8) Check on governance needs.

Once a strategy, such as a glide path approach or LDI, has been chosen, determining the appropriate implementation approach is the next step. These strategies require integrated governance structures to ensure they meet the implementation objectives of the program. Many plan sponsors, especially those with limited internal resources, have decided to delegate these functions to focus on their core business. Mercer expects an increased pace in delegation of investment responsibilities to a third party such as monitoring of the glide path and trade executions, as well as manager selection, contracting and oversight.

9) Analyze cost advantages of a cashout.

Mercer anticipates a significant increase in cashout programs in 2014, which will generally be directed towards former employees with vested pension benefits.

PBGC premiums are expected to increase dramatically in 2015 and thereafter, as part of budget negotiations in Washington. Premiums are expected to rise to $57 per participant in 2015 and then to $67 in 2016, compared with 2014’s premium of $49 (indexed with wage growth). Coupled with rising interest rates, 2014 looks to be a very good time to cash out terminated vested participants and avoid paying these annual premiums for the rest of these participants’ lives.

Furthermore, the introduction of new mortality tables is expected to increase liabilities by 2% to 3% by 2016. Cashing out participants before the tables are implemented can result in further significant cost savings.

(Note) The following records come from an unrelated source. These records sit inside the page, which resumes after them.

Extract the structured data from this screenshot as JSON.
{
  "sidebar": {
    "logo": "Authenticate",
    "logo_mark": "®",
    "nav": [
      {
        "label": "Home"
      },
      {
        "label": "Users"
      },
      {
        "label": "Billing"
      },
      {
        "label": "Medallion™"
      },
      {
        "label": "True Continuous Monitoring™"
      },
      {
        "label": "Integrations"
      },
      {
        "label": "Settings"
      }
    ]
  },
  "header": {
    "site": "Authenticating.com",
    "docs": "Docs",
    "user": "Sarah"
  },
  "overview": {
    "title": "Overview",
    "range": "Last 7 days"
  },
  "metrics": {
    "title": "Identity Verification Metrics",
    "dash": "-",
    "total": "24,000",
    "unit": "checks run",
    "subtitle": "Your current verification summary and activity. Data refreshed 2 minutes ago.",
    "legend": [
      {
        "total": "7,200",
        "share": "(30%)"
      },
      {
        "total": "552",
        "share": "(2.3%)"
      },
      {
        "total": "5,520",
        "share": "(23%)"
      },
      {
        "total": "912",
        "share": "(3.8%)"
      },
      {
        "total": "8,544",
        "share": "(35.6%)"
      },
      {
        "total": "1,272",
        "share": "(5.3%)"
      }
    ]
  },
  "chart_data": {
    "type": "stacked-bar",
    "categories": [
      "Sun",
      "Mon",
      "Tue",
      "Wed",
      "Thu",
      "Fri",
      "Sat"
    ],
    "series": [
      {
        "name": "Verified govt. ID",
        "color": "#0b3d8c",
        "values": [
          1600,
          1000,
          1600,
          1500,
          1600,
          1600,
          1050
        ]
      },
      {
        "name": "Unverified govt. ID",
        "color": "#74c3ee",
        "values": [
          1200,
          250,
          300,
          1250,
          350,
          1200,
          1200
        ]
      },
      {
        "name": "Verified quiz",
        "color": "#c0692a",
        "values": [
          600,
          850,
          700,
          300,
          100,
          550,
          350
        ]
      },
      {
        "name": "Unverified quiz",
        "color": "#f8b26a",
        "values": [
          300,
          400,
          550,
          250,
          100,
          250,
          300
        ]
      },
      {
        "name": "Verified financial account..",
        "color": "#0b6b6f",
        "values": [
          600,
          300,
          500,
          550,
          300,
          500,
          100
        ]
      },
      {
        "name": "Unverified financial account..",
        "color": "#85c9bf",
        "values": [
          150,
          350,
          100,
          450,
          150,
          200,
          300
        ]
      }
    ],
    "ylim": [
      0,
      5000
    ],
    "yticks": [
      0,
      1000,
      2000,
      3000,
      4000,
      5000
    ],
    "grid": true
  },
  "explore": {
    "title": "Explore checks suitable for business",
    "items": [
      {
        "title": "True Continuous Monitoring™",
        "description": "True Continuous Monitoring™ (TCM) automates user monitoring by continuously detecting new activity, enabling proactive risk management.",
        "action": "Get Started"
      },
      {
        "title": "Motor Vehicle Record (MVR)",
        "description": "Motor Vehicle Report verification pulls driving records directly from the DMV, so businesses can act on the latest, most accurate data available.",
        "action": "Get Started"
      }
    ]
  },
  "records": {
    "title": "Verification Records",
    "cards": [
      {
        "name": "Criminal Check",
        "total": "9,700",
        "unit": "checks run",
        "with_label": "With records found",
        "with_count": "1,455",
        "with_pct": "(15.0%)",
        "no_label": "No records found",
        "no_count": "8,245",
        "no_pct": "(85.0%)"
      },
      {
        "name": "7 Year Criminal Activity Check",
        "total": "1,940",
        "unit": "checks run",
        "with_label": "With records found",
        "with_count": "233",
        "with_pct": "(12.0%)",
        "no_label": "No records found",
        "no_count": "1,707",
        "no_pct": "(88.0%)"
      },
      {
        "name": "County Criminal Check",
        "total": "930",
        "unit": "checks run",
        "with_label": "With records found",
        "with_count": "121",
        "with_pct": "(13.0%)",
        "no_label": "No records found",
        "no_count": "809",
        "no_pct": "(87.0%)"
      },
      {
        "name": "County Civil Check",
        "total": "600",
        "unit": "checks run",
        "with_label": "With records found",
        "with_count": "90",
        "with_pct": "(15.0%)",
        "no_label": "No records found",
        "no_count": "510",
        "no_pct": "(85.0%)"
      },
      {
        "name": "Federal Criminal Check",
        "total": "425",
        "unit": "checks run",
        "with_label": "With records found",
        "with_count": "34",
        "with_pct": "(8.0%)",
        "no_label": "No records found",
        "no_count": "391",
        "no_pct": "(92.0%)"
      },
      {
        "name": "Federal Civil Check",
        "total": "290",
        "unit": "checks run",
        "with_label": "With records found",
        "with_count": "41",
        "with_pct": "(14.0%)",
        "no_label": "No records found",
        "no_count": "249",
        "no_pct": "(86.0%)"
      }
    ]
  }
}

To prepare, plan sponsors should now be looking at the legal, administrative and financial implications of such a program to ensure optimal results.

10) Annuity purchase may be a viable option.

The cost of an annuity purchase for a typical retiree group may be virtually the same as the cost of keeping these retirees in the plan. The November update of the Mercer US Pension Buyout Index (see "Pension Buyout Costs Tick Up") indicates the cost of purchasing annuities for a retiree group from an insurer is 108.3% of a typical balance sheet liability. By comparison, the economic cost of holding liabilities in the plan is estimated to be 108.2%, which includes an allowance for future retention costs (administrative, PBGC premiums and investment expenses), as well as a reserve for future improvements in life expectancy. Transferring these retiree liabilities to an insurer removes considerable volatility from the balance sheet and income statement. The improvement in funded status has resulted in annuity purchases being much more attractive.